List of eponymous characters of Greek mythology

In Greek mythology, Comaetho (/koʊ-ˈmiːθoʊ/; Ancient Greek: Κομαιθώ Komaithṓ means "bright-haired") is a name that may refer to:

- Comaetho, a nymph of a spring who incessantly mingles her waters with those of the river god Cydnus, who in one passage of Nonnus' Dionysiaca is said to be her father, and in another her consort.
- Comaetho, a beautiful Patraean priestess who served in the temple of Artemis Triclaria and was in love with Melanippus. They could not marry each other, so they met secretly in the temple and had sex inside. Artemis demanded their sacrifice as punishment.

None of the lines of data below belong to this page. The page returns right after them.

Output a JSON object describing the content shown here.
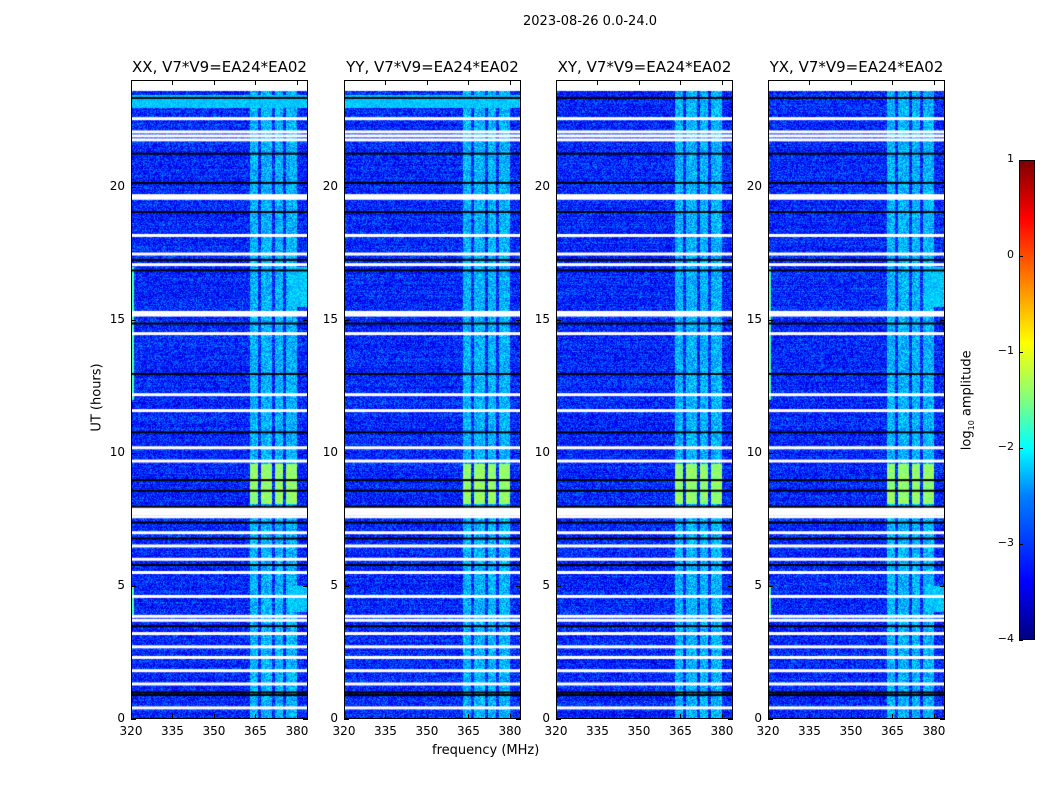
{
  "chart_data": {
    "type": "heatmap",
    "title": "2023-08-26 0.0-24.0",
    "xlabel": "frequency (MHz)",
    "ylabel": "UT (hours)",
    "xlim": [
      320,
      384
    ],
    "ylim": [
      0,
      24
    ],
    "xticks": [
      "320",
      "335",
      "350",
      "365",
      "380"
    ],
    "yticks": [
      "0",
      "5",
      "10",
      "15",
      "20"
    ],
    "panels": [
      {
        "title": "XX, V7*V9=EA24*EA02",
        "rfi_edge": true,
        "top_band": true
      },
      {
        "title": "YY, V7*V9=EA24*EA02",
        "rfi_edge": false,
        "top_band": true
      },
      {
        "title": "XY, V7*V9=EA24*EA02",
        "rfi_edge": false,
        "top_band": false
      },
      {
        "title": "YX, V7*V9=EA24*EA02",
        "rfi_edge": true,
        "top_band": false
      }
    ],
    "background_log10": -3.2,
    "bright_freq_bands_mhz": [
      [
        363,
        366
      ],
      [
        367,
        371
      ],
      [
        372,
        375
      ],
      [
        376,
        380
      ]
    ],
    "bright_band_log10": -2.5,
    "bright_time_block_hours": [
      8.1,
      9.6
    ],
    "bright_block_log10": -1.4,
    "flagged_hours_white": [
      23.7,
      22.6,
      22.1,
      21.95,
      21.8,
      19.7,
      19.6,
      18.2,
      17.5,
      17.1,
      15.3,
      15.2,
      14.5,
      12.2,
      11.6,
      10.2,
      9.7,
      7.9,
      7.8,
      7.7,
      7.6,
      7.0,
      6.5,
      6.0,
      5.5,
      4.6,
      3.85,
      3.7,
      3.2,
      2.7,
      2.3,
      1.8,
      1.3,
      0.4
    ],
    "flagged_hours_black": [
      23.4,
      21.3,
      20.2,
      19.1,
      17.3,
      16.9,
      14.9,
      13.0,
      10.8,
      9.0,
      8.6,
      8.0,
      7.4,
      6.8,
      5.8,
      3.5,
      1.0,
      0.9
    ],
    "colorbar": {
      "label": "log10 amplitude",
      "range": [
        -4,
        1
      ],
      "ticks": [
        "1",
        "0",
        "−1",
        "−2",
        "−3",
        "−4"
      ],
      "colormap": "jet"
    }
  }
}
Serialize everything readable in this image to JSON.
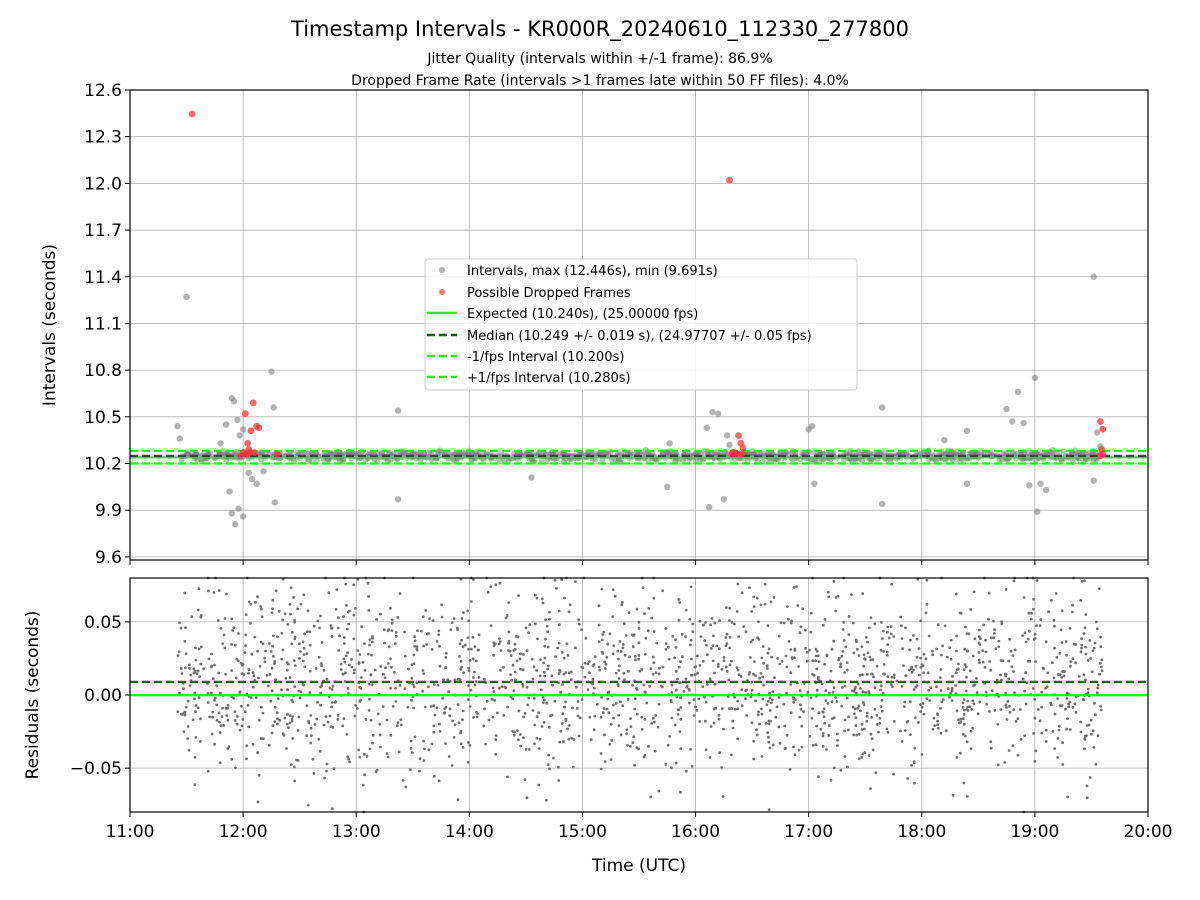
{
  "chart_data": [
    {
      "type": "scatter",
      "title": "Timestamp Intervals - KR000R_20240610_112330_277800",
      "subtitle_lines": [
        "Jitter Quality (intervals within +/-1 frame): 86.9%",
        "Dropped Frame Rate (intervals >1 frames late within 50 FF files): 4.0%"
      ],
      "xlabel": "",
      "ylabel": "Intervals (seconds)",
      "xlim": [
        11.0,
        20.0
      ],
      "ylim": [
        9.58,
        12.6
      ],
      "yticks": [
        9.6,
        9.9,
        10.2,
        10.5,
        10.8,
        11.1,
        11.4,
        11.7,
        12.0,
        12.3,
        12.6
      ],
      "ytick_labels": [
        "9.6",
        "9.9",
        "10.2",
        "10.5",
        "10.8",
        "11.1",
        "11.4",
        "11.7",
        "12.0",
        "12.3",
        "12.6"
      ],
      "grid": true,
      "legend_position": "center",
      "series": [
        {
          "name": "Intervals, max (12.446s), min (9.691s)",
          "color": "#808080",
          "x": [
            11.42,
            11.44,
            11.5,
            11.8,
            11.85,
            11.9,
            11.92,
            11.95,
            11.97,
            12.0,
            12.05,
            12.08,
            12.12,
            12.18,
            12.25,
            12.27,
            12.28,
            11.88,
            11.9,
            11.93,
            11.96,
            12.0,
            13.37,
            13.37,
            14.55,
            15.77,
            15.75,
            16.1,
            16.12,
            16.15,
            16.2,
            16.25,
            16.28,
            16.3,
            17.0,
            17.03,
            17.05,
            17.65,
            17.65,
            18.2,
            18.4,
            18.4,
            18.75,
            18.8,
            18.85,
            18.9,
            18.95,
            19.0,
            19.02,
            19.05,
            19.1,
            19.52,
            19.55,
            19.52,
            19.58
          ],
          "y": [
            10.44,
            10.36,
            11.27,
            10.33,
            10.45,
            10.62,
            10.6,
            10.48,
            10.38,
            10.42,
            10.14,
            10.1,
            10.07,
            10.15,
            10.79,
            10.56,
            9.95,
            10.02,
            9.88,
            9.81,
            9.91,
            9.86,
            10.54,
            9.97,
            10.11,
            10.33,
            10.05,
            10.43,
            9.92,
            10.53,
            10.52,
            9.97,
            10.38,
            10.32,
            10.42,
            10.44,
            10.07,
            10.56,
            9.94,
            10.35,
            10.41,
            10.07,
            10.55,
            10.47,
            10.66,
            10.46,
            10.06,
            10.75,
            9.89,
            10.07,
            10.03,
            11.4,
            10.4,
            10.09,
            10.31
          ],
          "band": {
            "xmin": 11.45,
            "xmax": 19.58,
            "ymin": 10.2,
            "ymax": 10.3
          }
        },
        {
          "name": "Possible Dropped Frames",
          "color": "#ff3333",
          "x": [
            11.55,
            11.98,
            12.0,
            12.02,
            12.04,
            12.05,
            12.07,
            12.09,
            12.1,
            12.12,
            12.14,
            12.03,
            12.06,
            12.3,
            16.3,
            16.32,
            16.35,
            16.38,
            16.4,
            16.42,
            16.33,
            16.37,
            16.41,
            19.58,
            19.6,
            19.59,
            19.6,
            19.58
          ],
          "y": [
            12.446,
            10.25,
            10.27,
            10.52,
            10.33,
            10.29,
            10.41,
            10.59,
            10.27,
            10.44,
            10.43,
            10.26,
            10.27,
            10.26,
            12.02,
            10.26,
            10.27,
            10.38,
            10.33,
            10.3,
            10.27,
            10.26,
            10.26,
            10.47,
            10.42,
            10.29,
            10.26,
            10.25
          ]
        },
        {
          "name": "Expected (10.240s), (25.00000 fps)",
          "color": "#22ee22",
          "style": "solid",
          "y": 10.24
        },
        {
          "name": "Median (10.249 +/- 0.019 s), (24.97707 +/- 0.05 fps)",
          "color": "#006400",
          "style": "dashed",
          "y": 10.249
        },
        {
          "name": "-1/fps Interval (10.200s)",
          "color": "#22ee22",
          "style": "dashed",
          "y": 10.2
        },
        {
          "name": "+1/fps Interval (10.280s)",
          "color": "#22ee22",
          "style": "dashed",
          "y": 10.28
        }
      ]
    },
    {
      "type": "scatter",
      "xlabel": "Time (UTC)",
      "ylabel": "Residuals (seconds)",
      "xlim": [
        11.0,
        20.0
      ],
      "ylim": [
        -0.08,
        0.08
      ],
      "xticks": [
        11,
        12,
        13,
        14,
        15,
        16,
        17,
        18,
        19,
        20
      ],
      "xtick_labels": [
        "11:00",
        "12:00",
        "13:00",
        "14:00",
        "15:00",
        "16:00",
        "17:00",
        "18:00",
        "19:00",
        "20:00"
      ],
      "yticks": [
        -0.05,
        0.0,
        0.05
      ],
      "ytick_labels": [
        "−0.05",
        "0.00",
        "0.05"
      ],
      "grid": true,
      "series": [
        {
          "name": "",
          "color": "#707070",
          "x_range": [
            11.42,
            19.6
          ],
          "y_range": [
            -0.08,
            0.08
          ],
          "approx_count": 2000
        },
        {
          "name": "",
          "color": "#006400",
          "style": "dashed",
          "y": 0.009
        },
        {
          "name": "",
          "color": "#22ee22",
          "style": "solid",
          "y": 0.0
        }
      ]
    }
  ]
}
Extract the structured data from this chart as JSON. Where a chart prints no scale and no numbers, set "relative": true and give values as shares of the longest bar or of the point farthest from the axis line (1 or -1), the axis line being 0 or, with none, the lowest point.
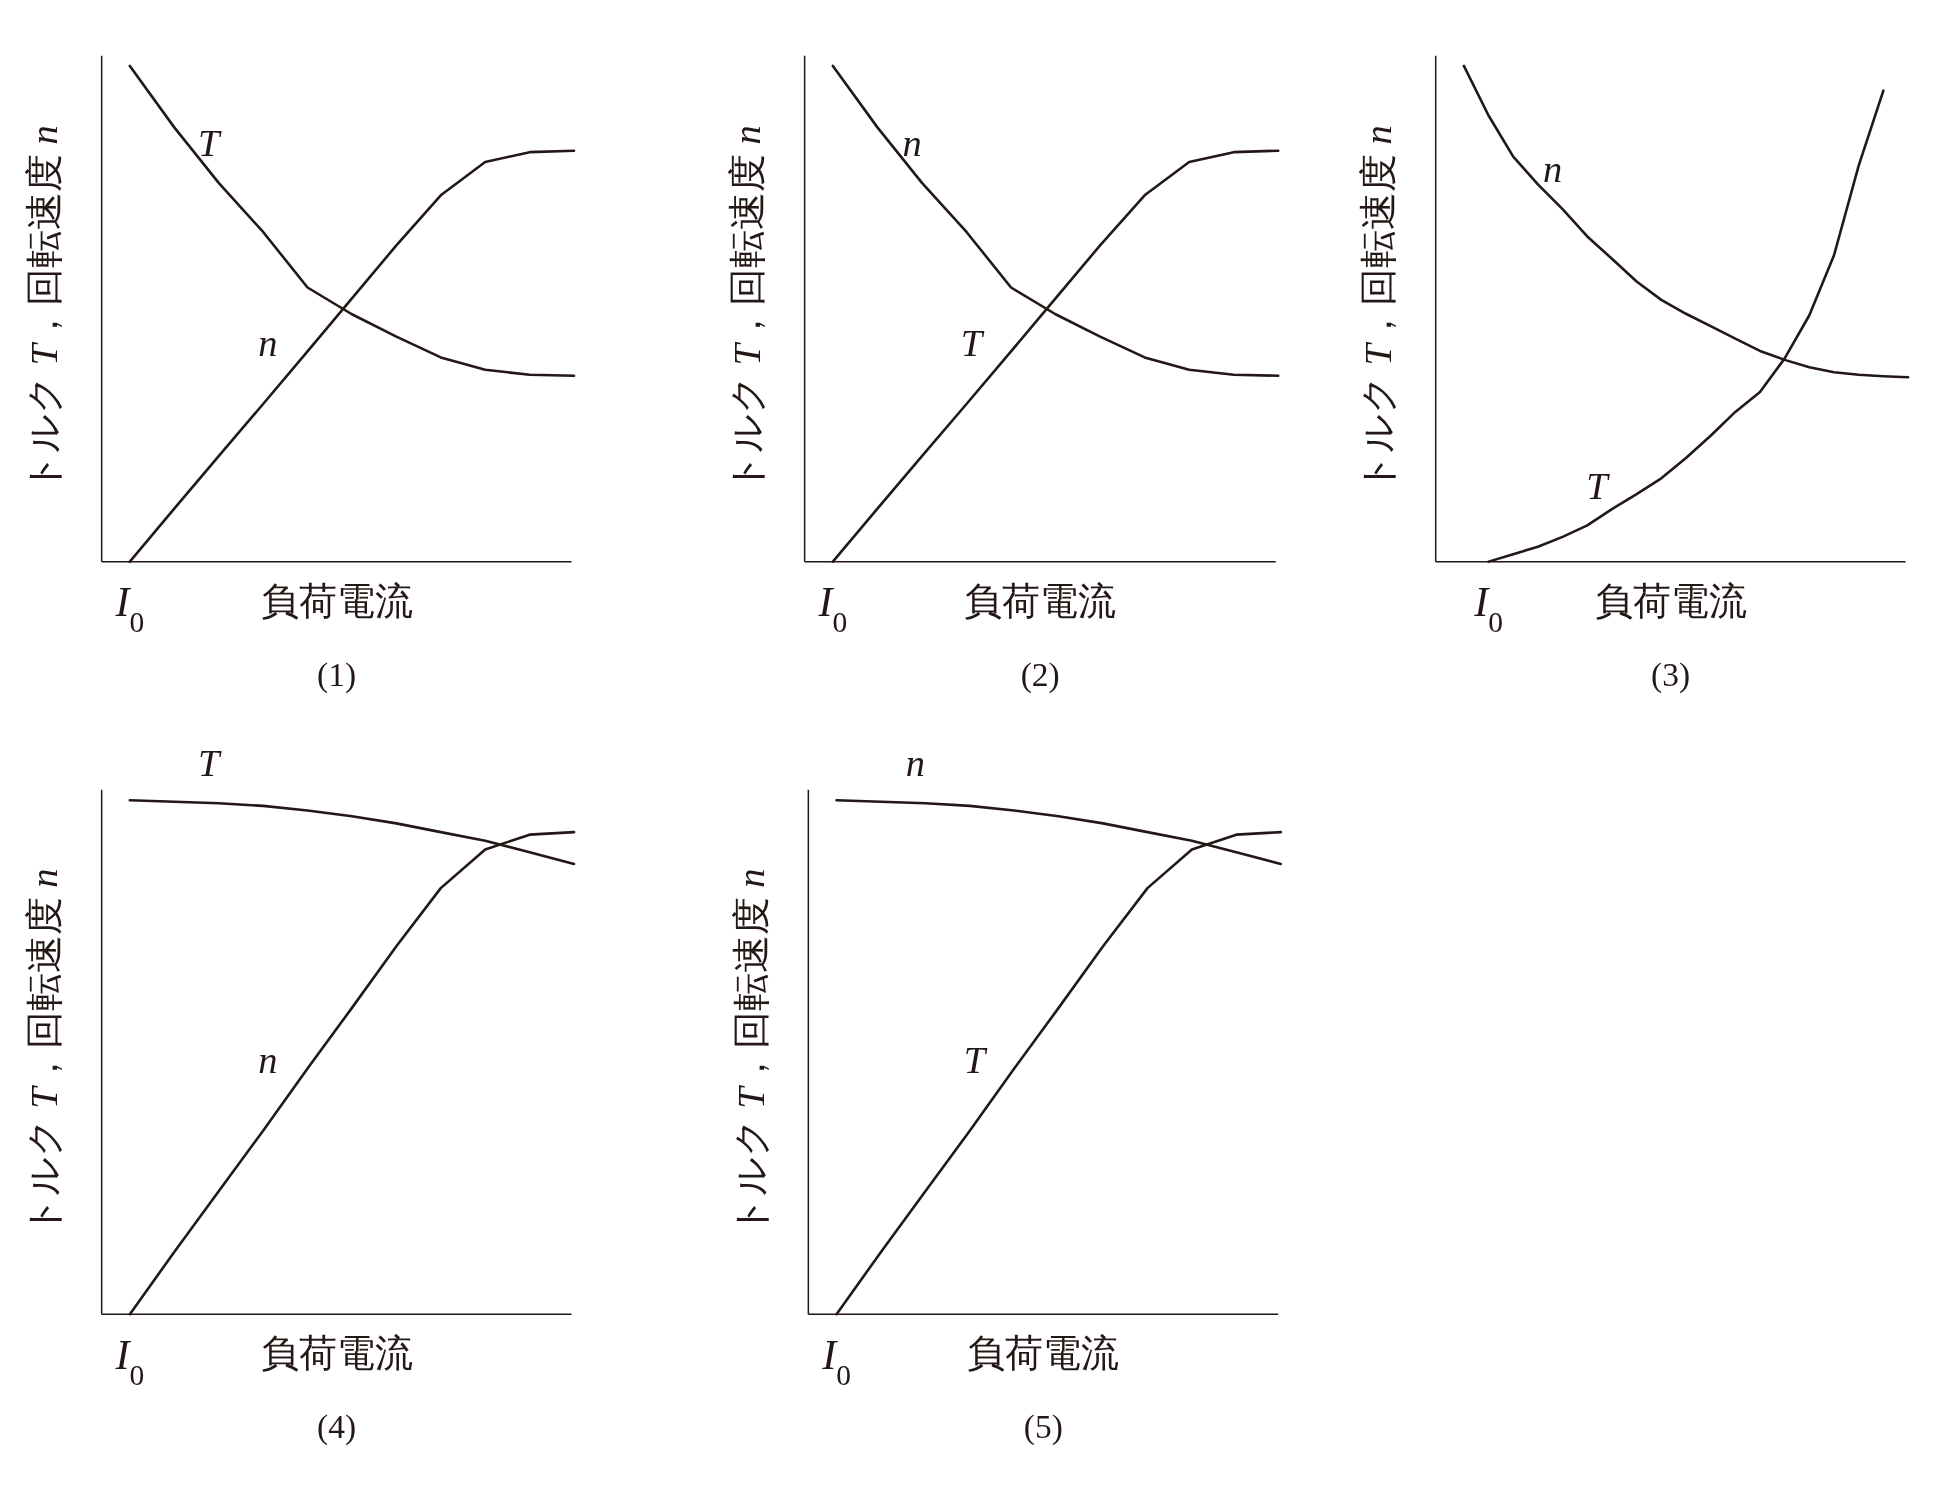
{
  "chart_data": [
    {
      "type": "line",
      "title": "(1)",
      "xlabel": "負荷電流",
      "ylabel": "トルク T，回転速度 n",
      "annotations": [
        "I$_{0}$"
      ],
      "relative": true,
      "categories": [
        null,
        null,
        null,
        null,
        null,
        null,
        null,
        null,
        null,
        null,
        null
      ],
      "series": [
        {
          "name": "T",
          "color": "#231815",
          "values": [
            1,
            0.876,
            0.764,
            0.665,
            0.553,
            0.499,
            0.454,
            0.412,
            0.387,
            0.377,
            0.375
          ]
        },
        {
          "name": "n",
          "color": "#231815",
          "values": [
            0,
            0.107,
            0.213,
            0.318,
            0.424,
            0.531,
            0.638,
            0.739,
            0.806,
            0.826,
            0.829
          ]
        }
      ]
    },
    {
      "type": "line",
      "title": "(2)",
      "xlabel": "負荷電流",
      "ylabel": "トルク T，回転速度 n",
      "annotations": [
        "I$_{0}$"
      ],
      "relative": true,
      "categories": [
        null,
        null,
        null,
        null,
        null,
        null,
        null,
        null,
        null,
        null,
        null
      ],
      "series": [
        {
          "name": "n",
          "color": "#231815",
          "values": [
            1,
            0.876,
            0.764,
            0.665,
            0.553,
            0.499,
            0.454,
            0.412,
            0.387,
            0.377,
            0.375
          ]
        },
        {
          "name": "T",
          "color": "#231815",
          "values": [
            0,
            0.107,
            0.213,
            0.318,
            0.424,
            0.531,
            0.638,
            0.739,
            0.806,
            0.826,
            0.829
          ]
        }
      ]
    },
    {
      "type": "line",
      "title": "(3)",
      "xlabel": "負荷電流",
      "ylabel": "トルク T，回転速度 n",
      "annotations": [
        "I$_{0}$"
      ],
      "relative": true,
      "categories": [
        null,
        null,
        null,
        null,
        null,
        null,
        null,
        null,
        null,
        null,
        null,
        null,
        null,
        null,
        null,
        null,
        null,
        null,
        null
      ],
      "series": [
        {
          "name": "n",
          "color": "#231815",
          "values": [
            1,
            0.9,
            0.817,
            0.761,
            0.711,
            0.656,
            0.611,
            0.565,
            0.528,
            0.5,
            0.475,
            0.45,
            0.425,
            0.407,
            0.392,
            0.382,
            0.377,
            0.374,
            0.372
          ]
        },
        {
          "name": "T",
          "color": "#231815",
          "values": [
            null,
            0,
            0.015,
            0.03,
            0.05,
            0.073,
            0.106,
            0.136,
            0.168,
            0.209,
            0.254,
            0.302,
            0.342,
            0.41,
            0.497,
            0.618,
            0.799,
            0.95,
            null
          ]
        }
      ]
    },
    {
      "type": "line",
      "title": "(4)",
      "xlabel": "負荷電流",
      "ylabel": "トルク T，回転速度 n",
      "annotations": [
        "I$_{0}$"
      ],
      "relative": true,
      "categories": [
        null,
        null,
        null,
        null,
        null,
        null,
        null,
        null,
        null,
        null,
        null
      ],
      "series": [
        {
          "name": "T",
          "color": "#231815",
          "values": [
            1,
            0.997,
            0.994,
            0.989,
            0.98,
            0.969,
            0.955,
            0.938,
            0.921,
            0.899,
            0.876
          ]
        },
        {
          "name": "n",
          "color": "#231815",
          "values": [
            0,
            0.121,
            0.239,
            0.357,
            0.478,
            0.596,
            0.716,
            0.829,
            0.904,
            0.933,
            0.938
          ]
        }
      ]
    },
    {
      "type": "line",
      "title": "(5)",
      "xlabel": "負荷電流",
      "ylabel": "トルク T，回転速度 n",
      "annotations": [
        "I$_{0}$"
      ],
      "relative": true,
      "categories": [
        null,
        null,
        null,
        null,
        null,
        null,
        null,
        null,
        null,
        null,
        null
      ],
      "series": [
        {
          "name": "n",
          "color": "#231815",
          "values": [
            1,
            0.997,
            0.994,
            0.989,
            0.98,
            0.969,
            0.955,
            0.938,
            0.921,
            0.899,
            0.876
          ]
        },
        {
          "name": "T",
          "color": "#231815",
          "values": [
            0,
            0.121,
            0.239,
            0.357,
            0.478,
            0.596,
            0.716,
            0.829,
            0.904,
            0.933,
            0.938
          ]
        }
      ]
    }
  ]
}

- Comaetho, the daughter of Pterelaos and princess of the Taphians. The Taphians were at war with Thebes, led by Amphitryon, with whom Comaetho fell in love. The Taphians remained invincible until Comaetho, out of love for Amphitryon, plucked out the single golden hair, possession of which had bestowed upon her father the gifts of immortality and invincibility. Having defeated the enemy, Amphitryon put Comaetho to death in retribution for her deed of filial perfidy and handed over the kingdom of the Taphians to Cephalus. The story is parallel to that of Scylla (princess); compare also Pisidice and Leucophrye.
- Comaetho, daughter of Tydeus and sister of Diomedes, mother of Cyanippus by Aegialeus.